UTS-eResearch / datacrate

Bagit-based data packaging specification for dissemination of research data with useful human and machine readable metadata: "Make Data Crate Again!"
38 stars 10 forks source link

DataCrate adoption in a production system #17

Closed andrewjanke closed 5 years ago

andrewjanke commented 6 years ago

I'm considering using datacrate for all long term archives in the UQRDM system. For one, it's based upon BagIt so there is a guarantee of things lasting for a while. However there are a few words in the spec that cause some concern.

Can you provide guidance regarding the level of maturity of the format and are any major changes planned into the future? I know it's been in use (0.1) at UTS for a while already.

Any word on backwards compatibility? tools to migrate old versions? is this even needed?

Lines in the sand being drawn regarding things that will/won't change?
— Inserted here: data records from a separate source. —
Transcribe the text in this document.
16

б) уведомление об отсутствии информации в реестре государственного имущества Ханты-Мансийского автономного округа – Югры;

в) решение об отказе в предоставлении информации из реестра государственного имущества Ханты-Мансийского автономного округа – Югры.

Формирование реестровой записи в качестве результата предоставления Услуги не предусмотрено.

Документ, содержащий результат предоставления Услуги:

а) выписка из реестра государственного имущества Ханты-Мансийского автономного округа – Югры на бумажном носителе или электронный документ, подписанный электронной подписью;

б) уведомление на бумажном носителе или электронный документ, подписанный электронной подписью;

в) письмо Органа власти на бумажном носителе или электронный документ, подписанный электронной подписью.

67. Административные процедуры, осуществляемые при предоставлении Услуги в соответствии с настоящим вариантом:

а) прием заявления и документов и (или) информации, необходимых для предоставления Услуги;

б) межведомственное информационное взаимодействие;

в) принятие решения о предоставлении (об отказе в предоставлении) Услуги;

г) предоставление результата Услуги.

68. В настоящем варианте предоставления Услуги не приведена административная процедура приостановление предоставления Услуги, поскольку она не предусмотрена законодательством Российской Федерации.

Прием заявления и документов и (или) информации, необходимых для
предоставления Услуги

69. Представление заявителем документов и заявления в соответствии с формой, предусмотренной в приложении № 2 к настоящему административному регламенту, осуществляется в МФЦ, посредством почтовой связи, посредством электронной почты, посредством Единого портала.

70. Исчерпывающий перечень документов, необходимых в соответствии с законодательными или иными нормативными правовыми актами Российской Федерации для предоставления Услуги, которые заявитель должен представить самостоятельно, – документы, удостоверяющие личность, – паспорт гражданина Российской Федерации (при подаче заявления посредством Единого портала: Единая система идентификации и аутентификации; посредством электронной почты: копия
ptsefton commented 6 years ago

Andrew, the format is still a bit immature and only used at UTS in a limited way so far. We're launching our new end to end research data management system in Q3, so for us it would make sense to do a stable release at that point. Given the ease of processing of DataCrate JSON-LD it would be reasonable to commit to any further iterations of the spec being accompanied by upgrade scripts to update existing packages (drop in new context if needed, make any structural changes to the BagIt layout). Would love to take a look at your data and collaborate on any new keys or other extensions you might need.
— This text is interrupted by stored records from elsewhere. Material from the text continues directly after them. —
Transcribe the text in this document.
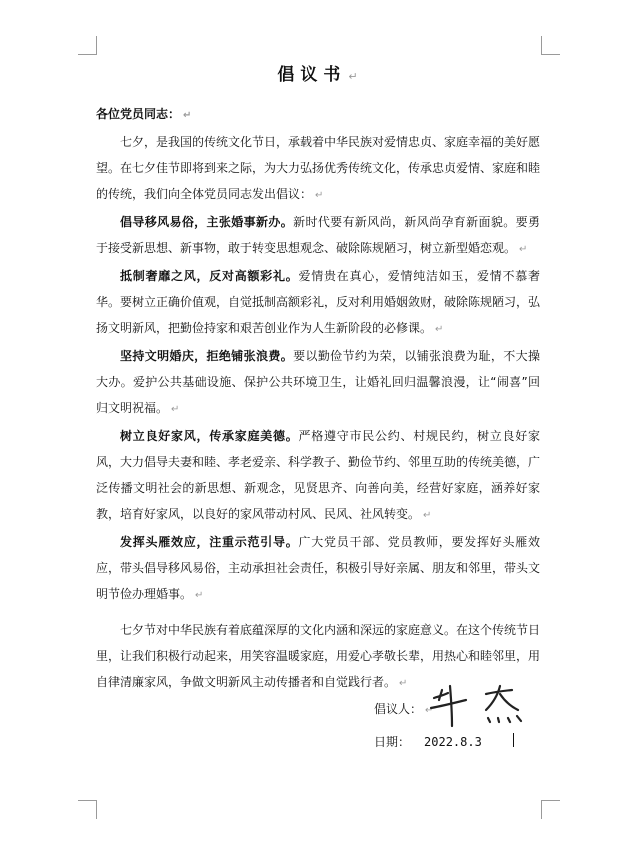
倡议书 ↵

各位党员同志： ↵

七夕，是我国的传统文化节日，承载着中华民族对爱情忠贞、家庭幸福的美好愿望。在七夕佳节即将到来之际，为大力弘扬优秀传统文化，传承忠贞爱情、家庭和睦的传统，我们向全体党员同志发出倡议： ↵

倡导移风易俗，主张婚事新办。新时代要有新风尚，新风尚孕育新面貌。要勇于接受新思想、新事物，敢于转变思想观念、破除陈规陋习，树立新型婚恋观。 ↵

抵制奢靡之风，反对高额彩礼。爱情贵在真心，爱情纯洁如玉，爱情不慕奢华。要树立正确价值观，自觉抵制高额彩礼，反对利用婚姻敛财，破除陈规陋习，弘扬文明新风，把勤俭持家和艰苦创业作为人生新阶段的必修课。 ↵

坚持文明婚庆，拒绝铺张浪费。要以勤俭节约为荣，以铺张浪费为耻，不大操大办。爱护公共基础设施、保护公共环境卫生，让婚礼回归温馨浪漫，让“闹喜”回归文明祝福。 ↵

树立良好家风，传承家庭美德。严格遵守市民公约、村规民约，树立良好家风，大力倡导夫妻和睦、孝老爱亲、科学教子、勤俭节约、邻里互助的传统美德，广泛传播文明社会的新思想、新观念，见贤思齐、向善向美，经营好家庭，涵养好家教，培育好家风，以良好的家风带动村风、民风、社风转变。 ↵

发挥头雁效应，注重示范引导。广大党员干部、党员教师，要发挥好头雁效应，带头倡导移风易俗，主动承担社会责任，积极引导好亲属、朋友和邻里，带头文明节俭办理婚事。 ↵

七夕节对中华民族有着底蕴深厚的文化内涵和深远的家庭意义。在这个传统节日里，让我们积极行动起来，用笑容温暖家庭，用爱心孝敬长辈，用热心和睦邻里，用自律清廉家风，争做文明新风主动传播者和自觉践行者。 ↵

倡议人： ↵
日期： 2022.8.3
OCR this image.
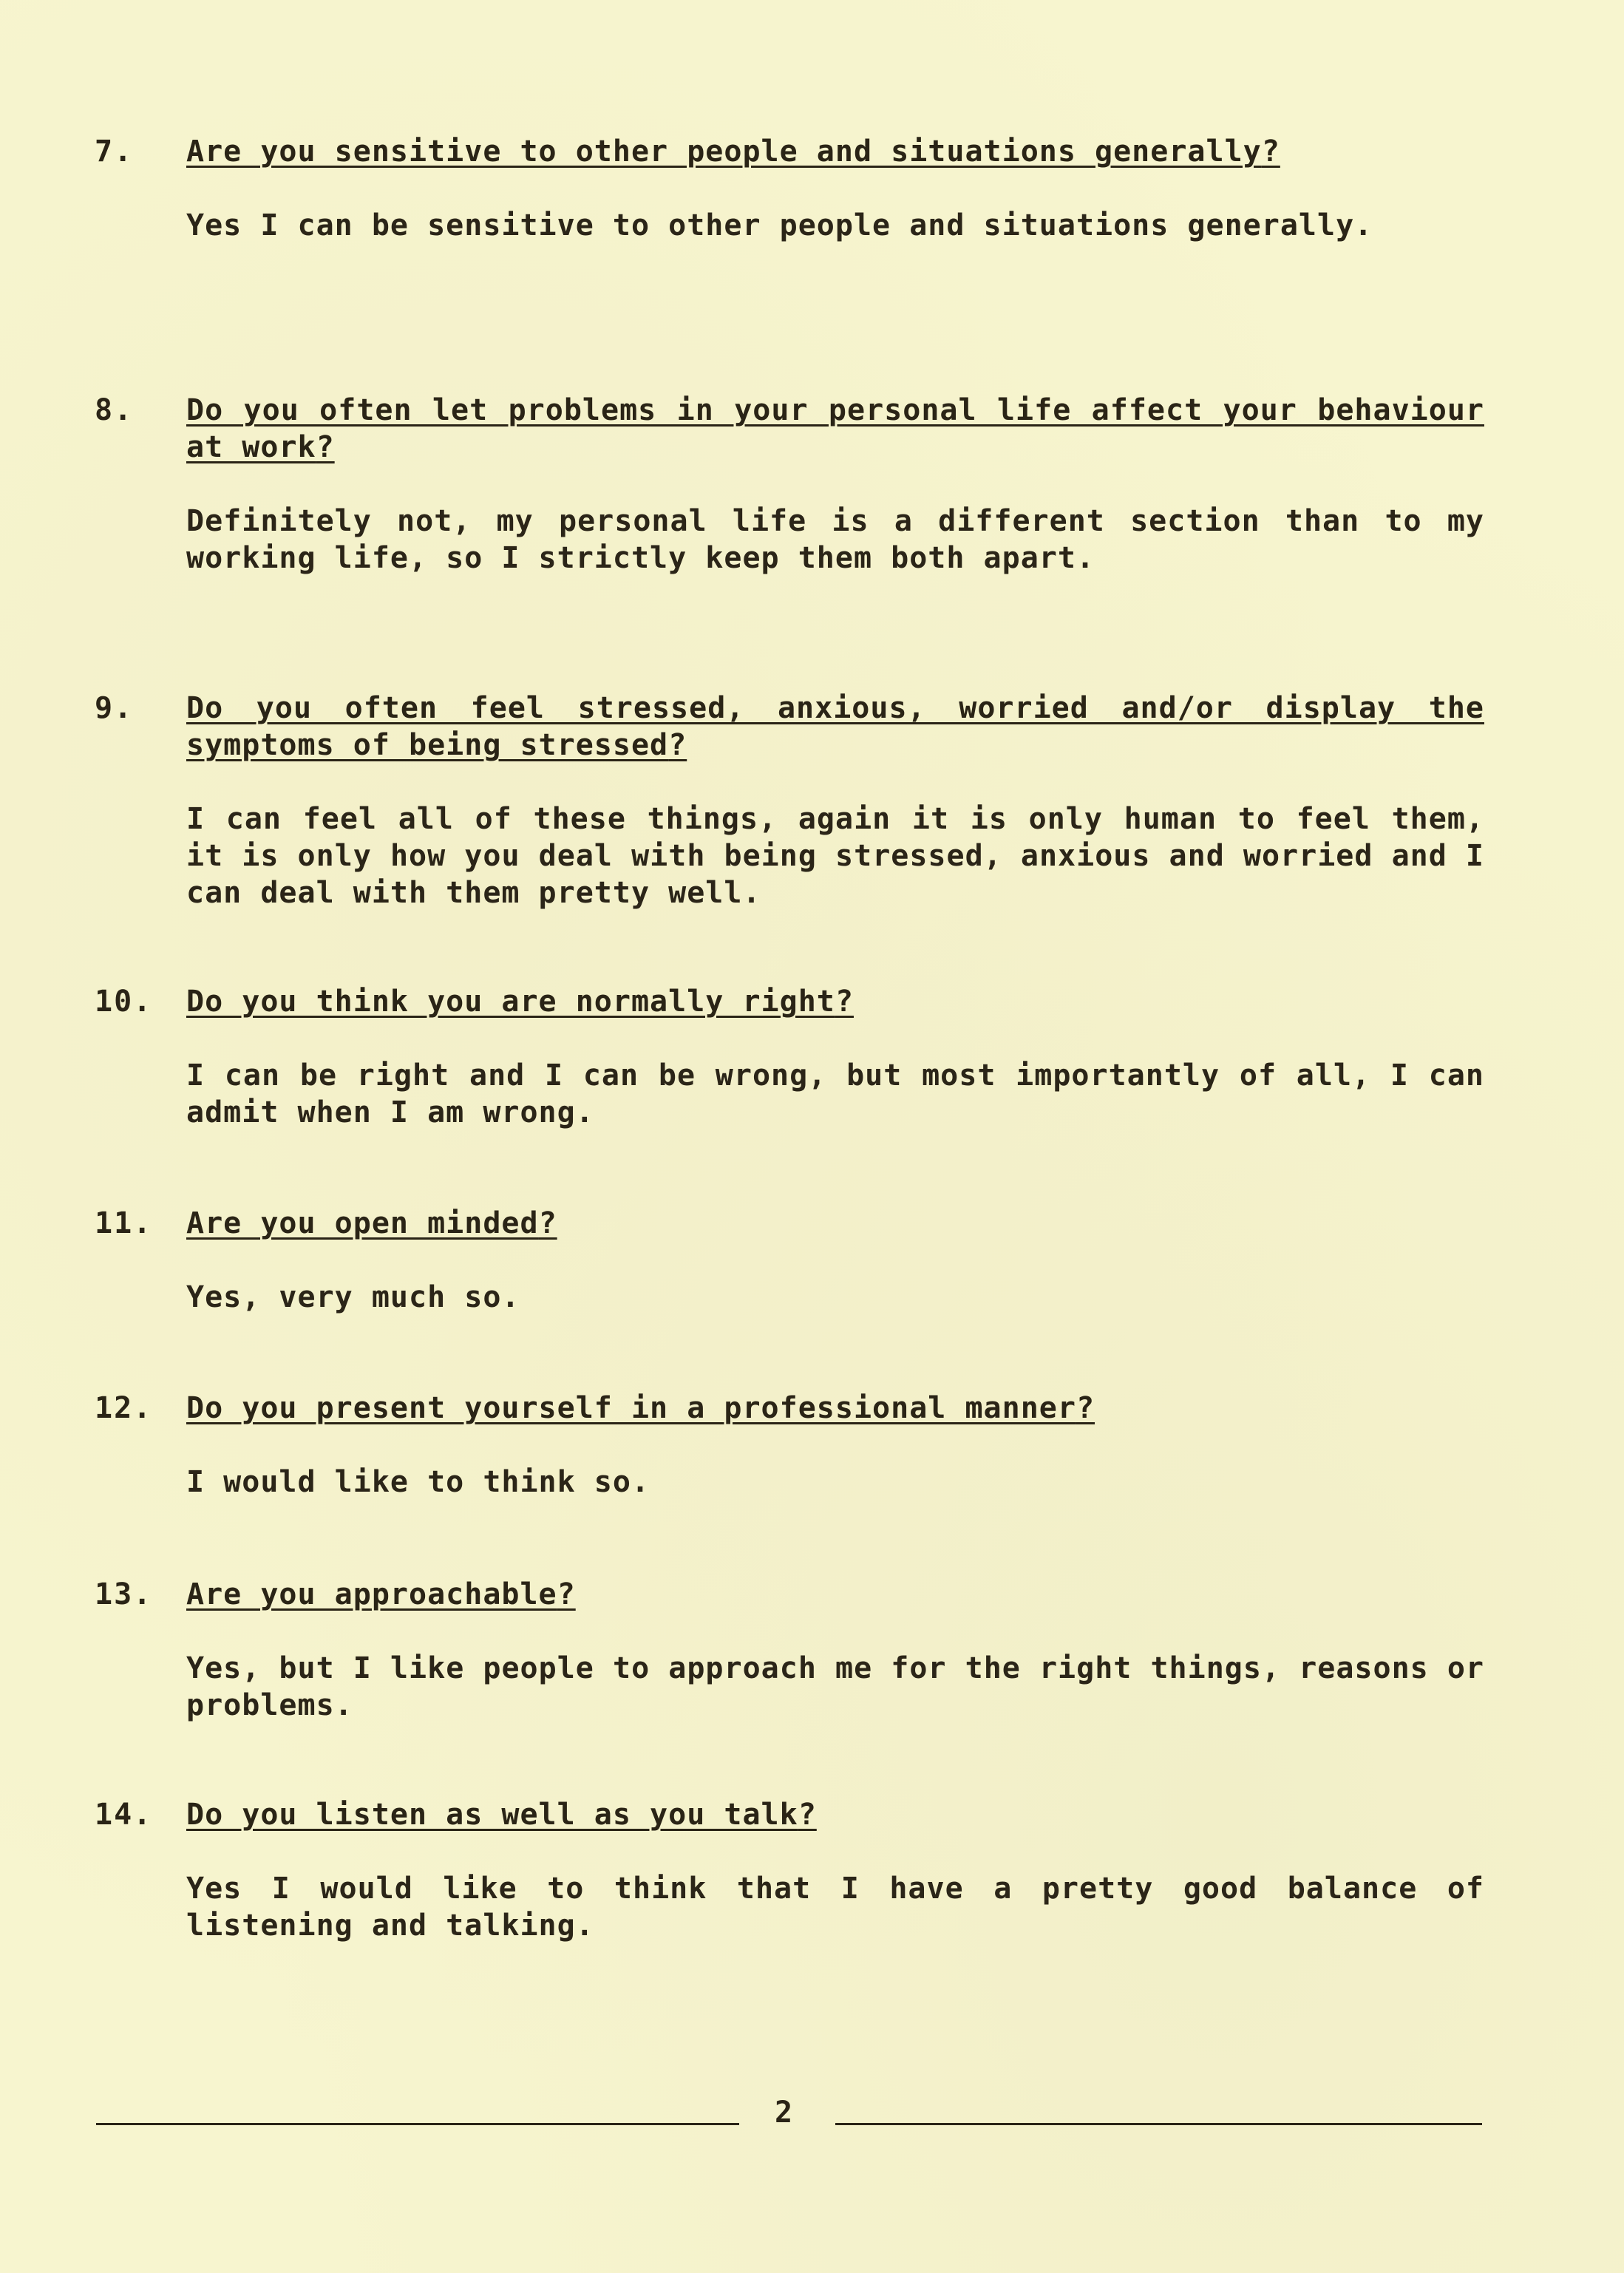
7. Are you sensitive to other people and situations generally?
Yes I can be sensitive to other people and situations generally.
8. Do you often let problems in your personal life affect your behaviour at work?
Definitely not, my personal life is a different section than to my working life, so I strictly keep them both apart.
9. Do you often feel stressed, anxious, worried and/or display the symptoms of being stressed?
I can feel all of these things, again it is only human to feel them, it is only how you deal with being stressed, anxious and worried and I can deal with them pretty well.
10. Do you think you are normally right?
I can be right and I can be wrong, but most importantly of all, I can admit when I am wrong.
11. Are you open minded?
Yes, very much so.
12. Do you present yourself in a professional manner?
I would like to think so.
13. Are you approachable?
Yes, but I like people to approach me for the right things, reasons or problems.
14. Do you listen as well as you talk?
Yes I would like to think that I have a pretty good balance of listening and talking.
2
marcpbailey commented 6 years ago

Hi Andrew. Cloudstor Collections implements the original incarnation for bagit format as originally proposed in PeterS and PeterB’s work on Cr8it. That is the implementations at Newcastle, Western and now in AARNet are all compatible. Collections uses open moustache and XSLT templates to define its metadata formats and is extremely flexible. There are some new ideas in this latest DataCrate spec that - at first glance- we think are sound and readily implementable. We are keen to explore options to adopt the latest ideas into Collections in the future and very hopeful that we may entice UTS to finally join the fold. UQ is equally welcome to participate (ie coinvest with the AARNet, Intersect, WSU and LaTrobe) in shaping Collections moving forward, and, as another thought, the rdsOS initiative could also adopt this format in relation to your National Data Library proposal. Disclaimer: we are currently analysing the latest spec so this is not yet an engineering statement or commercial commitment.

andrewjanke commented 6 years ago

Thanks Marc,

This clarifies a number of things. Good to see that others are also closely following along, even if it only means the ideals of DataCrate. We digress also but would be keen to see something like DataCrate adopted in the National Data Library. I say like as I haven't seen any other well described archiving proposals akin to DataCrate that are aiming to solve many of the issues we'd like solved in both UQRDM and the National Data Library.

ptsefton commented 5 years ago

We're using this at UTS now. Closing the issue.